K. Ryan, 2006.
Written for the Cheesemongers live journal community and week one of the June Challenge: het, and 'trousers.'
Sergeant Maladict was touring civilisation. The sights, the smells, the mud and more suspect, unidentifiable detritus that clung to the trouser-cuffs of her dress uniform; everything Ankh Morpork had to offer.
"And so you see, ve haf become advanced, yes?"
Every civilisation has a man who takes pictures. Otto grinned at the sergeant, enjoying the feeling of double liberation that came with being an Informative Guide and also being able to show off the full dazzling compliment of teeth without expecting any flinches. Indeed, most of the time his companion smiled back—the combined brilliance this produced had a tendency to blind people in the street. "You use thirty-seven new pieces of technology for what used to take all the time and effort of a working voice-box?"
"Thirty-seven is a little arbitrary—but it is a joke of course, yes? And you are exactly right, ve haf cut down on the need for shouting."
The two vampires stood together on Filigree Street ("There iz a pub here, ze Mended Drum, a true symbol of Ankh—ah, I see you have heard of it already.") and listened to the screams. Besides the usual bar sounds and foul-bodied fouler mouthed toddler sounds and the mournful cry of CMOT Dibbler as he wondered why even the hungriest of dogs never trailed him in the street when he was selling sausages, they could hear, and see, one man as he waved his paddles madly at the nearest Clacks tower. As he did this, he shouted aloud.
"Andy. Stop. Tell boss. Stop. Stick job up arseways. Stop. Sentencefull broke too for. Stop."
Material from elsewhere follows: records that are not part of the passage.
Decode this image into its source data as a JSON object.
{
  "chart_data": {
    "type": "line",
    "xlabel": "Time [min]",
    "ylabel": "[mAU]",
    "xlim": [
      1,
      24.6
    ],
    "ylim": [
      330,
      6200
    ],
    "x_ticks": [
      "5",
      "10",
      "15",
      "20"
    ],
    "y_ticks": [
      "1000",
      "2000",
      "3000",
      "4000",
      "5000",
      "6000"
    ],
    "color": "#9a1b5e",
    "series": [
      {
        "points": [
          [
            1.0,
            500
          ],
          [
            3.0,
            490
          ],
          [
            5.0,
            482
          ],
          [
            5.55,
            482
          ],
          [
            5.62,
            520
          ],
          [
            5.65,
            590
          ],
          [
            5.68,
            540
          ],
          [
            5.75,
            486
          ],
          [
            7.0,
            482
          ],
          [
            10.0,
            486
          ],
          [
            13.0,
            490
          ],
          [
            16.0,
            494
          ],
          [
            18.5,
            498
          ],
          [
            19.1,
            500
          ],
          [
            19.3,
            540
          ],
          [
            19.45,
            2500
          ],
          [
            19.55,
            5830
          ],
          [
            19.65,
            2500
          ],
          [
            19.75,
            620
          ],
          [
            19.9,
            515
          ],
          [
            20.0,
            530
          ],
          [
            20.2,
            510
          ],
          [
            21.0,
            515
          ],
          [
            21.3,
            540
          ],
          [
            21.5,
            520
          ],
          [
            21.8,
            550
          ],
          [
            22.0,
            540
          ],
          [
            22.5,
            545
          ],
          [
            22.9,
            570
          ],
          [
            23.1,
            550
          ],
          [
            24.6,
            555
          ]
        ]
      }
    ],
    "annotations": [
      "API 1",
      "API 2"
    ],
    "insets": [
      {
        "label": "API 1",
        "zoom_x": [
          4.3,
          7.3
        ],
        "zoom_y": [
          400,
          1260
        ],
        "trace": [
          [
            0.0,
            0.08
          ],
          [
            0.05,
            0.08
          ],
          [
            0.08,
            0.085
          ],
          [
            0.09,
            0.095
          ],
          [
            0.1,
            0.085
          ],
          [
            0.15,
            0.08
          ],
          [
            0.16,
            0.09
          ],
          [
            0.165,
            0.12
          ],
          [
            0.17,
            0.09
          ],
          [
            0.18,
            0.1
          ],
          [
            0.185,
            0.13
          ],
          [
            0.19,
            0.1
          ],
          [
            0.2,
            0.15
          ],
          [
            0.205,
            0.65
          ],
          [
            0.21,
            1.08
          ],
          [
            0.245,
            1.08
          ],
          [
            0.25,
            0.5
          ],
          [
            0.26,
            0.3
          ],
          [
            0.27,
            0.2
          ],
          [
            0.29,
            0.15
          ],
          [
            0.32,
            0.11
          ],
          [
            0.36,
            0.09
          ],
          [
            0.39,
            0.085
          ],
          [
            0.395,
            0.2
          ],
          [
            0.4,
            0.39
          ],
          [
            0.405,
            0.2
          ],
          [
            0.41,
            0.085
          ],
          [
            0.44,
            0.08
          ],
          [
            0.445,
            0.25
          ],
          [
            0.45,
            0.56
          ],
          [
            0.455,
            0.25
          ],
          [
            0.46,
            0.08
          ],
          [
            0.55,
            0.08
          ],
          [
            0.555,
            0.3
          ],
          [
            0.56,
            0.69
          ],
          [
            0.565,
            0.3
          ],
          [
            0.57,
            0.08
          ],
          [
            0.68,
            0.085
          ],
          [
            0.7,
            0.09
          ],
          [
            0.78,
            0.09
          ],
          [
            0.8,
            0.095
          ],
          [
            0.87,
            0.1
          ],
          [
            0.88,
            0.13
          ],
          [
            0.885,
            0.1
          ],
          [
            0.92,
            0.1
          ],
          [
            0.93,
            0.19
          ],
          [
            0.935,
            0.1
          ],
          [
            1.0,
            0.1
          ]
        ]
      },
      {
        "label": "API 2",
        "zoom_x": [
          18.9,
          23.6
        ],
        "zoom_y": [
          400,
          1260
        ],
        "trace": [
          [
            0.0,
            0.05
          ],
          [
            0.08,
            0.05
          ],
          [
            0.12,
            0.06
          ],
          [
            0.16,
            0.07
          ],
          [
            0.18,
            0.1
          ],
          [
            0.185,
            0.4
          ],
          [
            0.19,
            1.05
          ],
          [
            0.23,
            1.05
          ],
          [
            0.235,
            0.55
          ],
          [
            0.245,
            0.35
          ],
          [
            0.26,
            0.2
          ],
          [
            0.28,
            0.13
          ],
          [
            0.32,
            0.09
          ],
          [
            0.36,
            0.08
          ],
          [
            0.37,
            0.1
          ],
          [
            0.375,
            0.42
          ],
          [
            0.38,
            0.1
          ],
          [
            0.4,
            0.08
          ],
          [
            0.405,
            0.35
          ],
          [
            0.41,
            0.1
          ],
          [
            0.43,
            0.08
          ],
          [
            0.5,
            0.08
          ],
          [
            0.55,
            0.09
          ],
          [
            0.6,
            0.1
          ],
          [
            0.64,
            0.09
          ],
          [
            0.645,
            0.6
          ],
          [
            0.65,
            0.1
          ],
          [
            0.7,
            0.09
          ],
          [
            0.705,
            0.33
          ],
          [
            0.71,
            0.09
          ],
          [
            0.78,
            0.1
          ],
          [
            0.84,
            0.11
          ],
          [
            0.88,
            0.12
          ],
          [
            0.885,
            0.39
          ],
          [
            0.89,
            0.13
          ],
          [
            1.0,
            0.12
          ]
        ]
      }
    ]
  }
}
A man on the opposite side of the road lifted his paddle in a salute and grinned. His reply raised echoes. "Yeah, got that, Dave!" Almost as an afterthought, he lifted the paddles again and signed: "Cando. Stop. Bastard. Stop. Boss. You soon deepshit mate. Stop."
"Ah! That didn't send! The tower's not working again!"
"The buggers always go to cack first try, Andy!"
Otto shrugged elegantly, watching the scene. "Vell. Some of the shouting."
Maladict matched his shrug. "Shall we walk on?" she said, in a tone she had learned at the dreadful salons her mother had forced her into but still found useful on occasion.
Otto laughed. "Qvick march!"
"That was terrible."
"Vhy, yes. It vas, rather."
Maladict smiled. "For a modern vampire, Otto—b-free and light-happy and all that—you're a dear old fossil. You do know that accent can be lost. I know. Other Uberwaldeans manage it. V and W are not of the same phoneme."
"People find it charmink."
"No, they find you charming, and are willing to ignore allophonic disaster."
It is quite difficult for Black Ribboners to blush. They have to dredge up something that hasn't been in evidence for centuries. "You did not come to meet me because you vanted to know more about my modern city, I think," he said.
Maladict smirked, and let one hand slide down to rest on the iconographer's hip, bony fingers curling around his belt buckle. "Not entirely, no," she said. "Though I did want you to show me where a tailor might be, so I could see about coercing you into changing those things you're wearing. It's a dreadful cut."
Otto swallowed, and the sergeant could see his tongue move carefully over his teeth, and she knew that she was doing the same.
"After all," said Maladict, "A decent pair of trousers makes or breaks civilisation."